Pelvic fractures in elderly caused by trauma or by osteoporosis are not uncommon. There is no reference material on pelvic fractures in subjects without trauma to pelvis or hip, osteoporosis or systemic disease.
To assess whether pelvic fractures occur in a normal population over age 50 examined with MRI.
A study cohort of 418 patients examined by pelvic MRI for non-trauma reasons without osteoporosis or systemic disease was collected and independently reviewed by two musculoskeletal radiologists. There were 173 males with mean age of 67 years (range 50-92) and 245 females with mean age 66 (range 50-90). Overall mean age was 67 years (range 50-92). The patients were grouped according to age and gender. 170 patients were in the age interval 70-92.
Regardless of age there were no fractures in any of the study objects.
Pelvic fractures do not occur in normal patients without trauma.
Reference standards, Pelvic bones fractures, Spontaneous fractures, Bone, Magnetic resonance imaging
Pelvic fractures in elderly caused by trauma  or by osteoporosis  are not uncommon. In a study of 316 patients over age 50 subjected to fall trauma to the hip and with clinical suspicion of hip fracture, 132 (42%) patients had exclusively pelvic fracture at MRI . Perusal of the literature has not revealed any material on pelvic fractures in patients over age 50 without trauma to pelvis or hip, osteoporosis, systemic or neoplastic disease at MRI. The aim of the study was to produce a reference material with the hypothesis that elderly without trauma, osteoporosis, systemic or neoplastic disease do not have pelvic fractures demonstrated at MRI.
For the period 2007-2016 all 829 patients over age 50 examined with MRI of the pelvis were collected from the PACS and RIS of the [to be replaced after review]. Excluded were patients with hip and pelvic trauma, hip or pelvic implants, bone metastases, previous radiotherapy of the pelvis or systemic diseases with impairment of bone quality such as renal disease or bone marrow metabolic disease. No patient had been referred for investigation of osteoporosis.
The study cohort consists of 418 patients examined with MRI for non-trauma reasons. There were 173 males with mean age of 67 years (range 50-92) and 245 females with mean age 66 (range 50-90). Overall mean age was 67 years (range 50-92). The patients were grouped according to age and gender.

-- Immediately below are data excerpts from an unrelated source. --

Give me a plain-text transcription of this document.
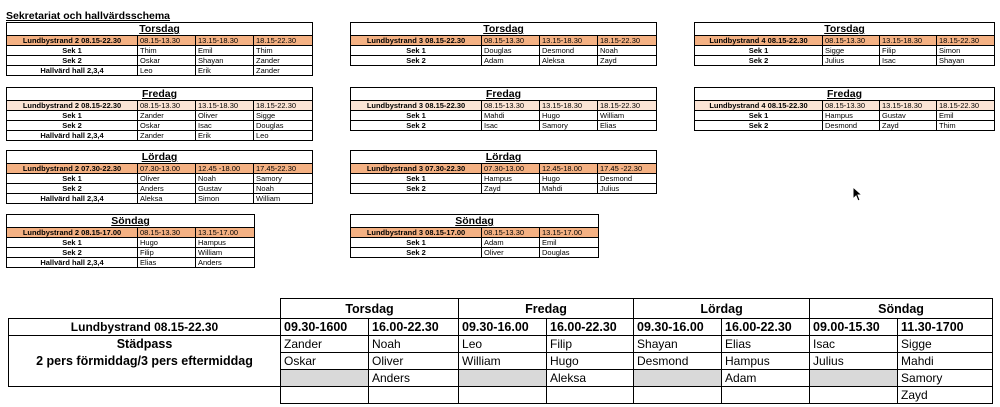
Sekretariat och hallvärdsschema
Torsdag			
Lundbystrand 2 08.15-22.30	08.15-13.30	13.15-18.30	18.15-22.30
Sek 1	Thim	Emil	Thim
Sek 2	Oskar	Shayan	Zander
Hallvärd hall 2,3,4	Leo	Erik	Zander
Torsdag			
Lundbystrand 3 08.15-22.30	08.15-13.30	13.15-18.30	18.15-22.30
Sek 1	Douglas	Desmond	Noah
Sek 2	Adam	Aleksa	Zayd
Torsdag			
Lundbystrand 4 08.15-22.30	08.15-13.30	13.15-18.30	18.15-22.30
Sek 1	Sigge	Filip	Simon
Sek 2	Julius	Isac	Shayan
Fredag			
Lundbystrand 2 08.15-22.30	08.15-13.30	13.15-18.30	18.15-22.30
Sek 1	Zander	Oliver	Sigge
Sek 2	Oskar	Isac	Douglas
Hallvärd hall 2,3,4	Zander	Erik	Leo
Fredag			
Lundbystrand 3 08.15-22.30	08.15-13.30	13.15-18.30	18.15-22.30
Sek 1	Mahdi	Hugo	William
Sek 2	Isac	Samory	Elias
Fredag			
Lundbystrand 4 08.15-22.30	08.15-13.30	13.15-18.30	18.15-22.30
Sek 1	Hampus	Gustav	Emil
Sek 2	Desmond	Zayd	Thim
Lördag			
Lundbystrand 2 07.30-22.30	07.30-13.00	12.45 -18.00	17.45-22.30
Sek 1	Oliver	Noah	Samory
Sek 2	Anders	Gustav	Noah
Hallvärd hall 2,3,4	Aleksa	Simon	William
Lördag			
Lundbystrand 3 07.30-22.30	07.30-13.00	12.45-18.00	17.45 -22.30
Sek 1	Hampus	Hugo	Desmond
Sek 2	Zayd	Mahdi	Julius
Söndag		
Lundbystrand 2 08.15-17.00	08.15-13.30	13.15-17.00
Sek 1	Hugo	Hampus
Sek 2	Filip	William
Hallvärd hall 2,3,4	Elias	Anders
Söndag		
Lundbystrand 3 08.15-17.00	08.15-13.30	13.15-17.00
Sek 1	Adam	Emil
Sek 2	Oliver	Douglas
	Torsdag		Fredag		Lördag		Söndag	
Lundbystrand 08.15-22.30	09.30-1600	16.00-22.30	09.30-16.00	16.00-22.30	09.30-16.00	16.00-22.30	09.00-15.30	11.30-1700
Städpass
2 pers förmiddag/3 pers eftermiddag	Zander	Noah	Leo	Filip	Shayan	Elias	Isac	Sigge
	Oskar	Oliver	William	Hugo	Desmond	Hampus	Julius	Mahdi
		Anders		Aleksa		Adam		Samory
								Zayd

All coronal STIR and T1-sequences were retrieved and independently reviewed by two specialists well experienced in musculoskeletal radiology and with special interest in hip and pelvic fracture diagnosis. The patients were scored for presence or absence of signals indicating fracture. The final diagnoses are MRI diagnoses.
Four 1.5T MRI scanners were used (Table 1). Coronal STIR and T1 sequences of both hips and the entire pelvis had been performed in all patients. The STIR sequences were TR 4000-4500 and TE 54-112 ms. The T1-weighted sequences were TR 505-600 and TE 14-20 ms. Slice thickness was 4-5 mm.
Table 1: 1.5T MRI-scanners with protocol. View Table 1
170 patients were aged 70 or older of which 51 were over 79 (Table 2). The reviewers agreed on that there were no MRI signals indicating pelvic fractures in any of the study subjects, thus no disagreement on fracture diagnosis. The final diagnoses were 184 normal, 173 patients with joint disease of which 166 had various degrees of coxarthrosis. There were benign bone lesions in 22 and benign soft tissue lesions in 39 patients (Table 3).
Table 2: Stratification according to age in 418 patients. View Table 2
Table 3: MRI diagnoses of 418 consecutive patients examined for non-trauma reasons. View Table 3
Four 1.5T MRI scanners were used with somewhat varying acquisition data with 4-5 mm slices. There were no MRI signals indicating any skeletal lesion. Technically there is no reason to assume that fractures were overlooked. All patients in the current study were selected for MRI of the whole pelvis and hips and care was taken to include patients without any evidence of trauma and systemic diseases including osteoporosis. We have found no reports on pelvic fractures without foregoing minor or major trauma in elderly without systemic disease or osteoporosis. MRI is reported as very sensitive in detecting pelvic fractures [1,3,4]. Collin, et al. showed that 42% of 316 patients had exclusively pelvic fractures after trauma to the hip which emphasizes that pelvic fractures in elderly are associated with trauma . As no fracture was detected age stratification did not add any value to the study except to demonstrate the size of the age groups. It is of interest to note that even in the 170 patients in the age interval 70-92 years (41%) where decreased quality of bone is not uncommon no fractures were found.
Several scanners were used but with fairly uniform protocol with similar acquisition data and both coronal STIR and T1-sequences. In conclusion, we are convinced that in a normal middle- or older-age population without systemic disease there are no pelvic fractures except after trauma.
The study was approved by the Regional Board of Ethics.
The authors declares that they have no conflict of interest.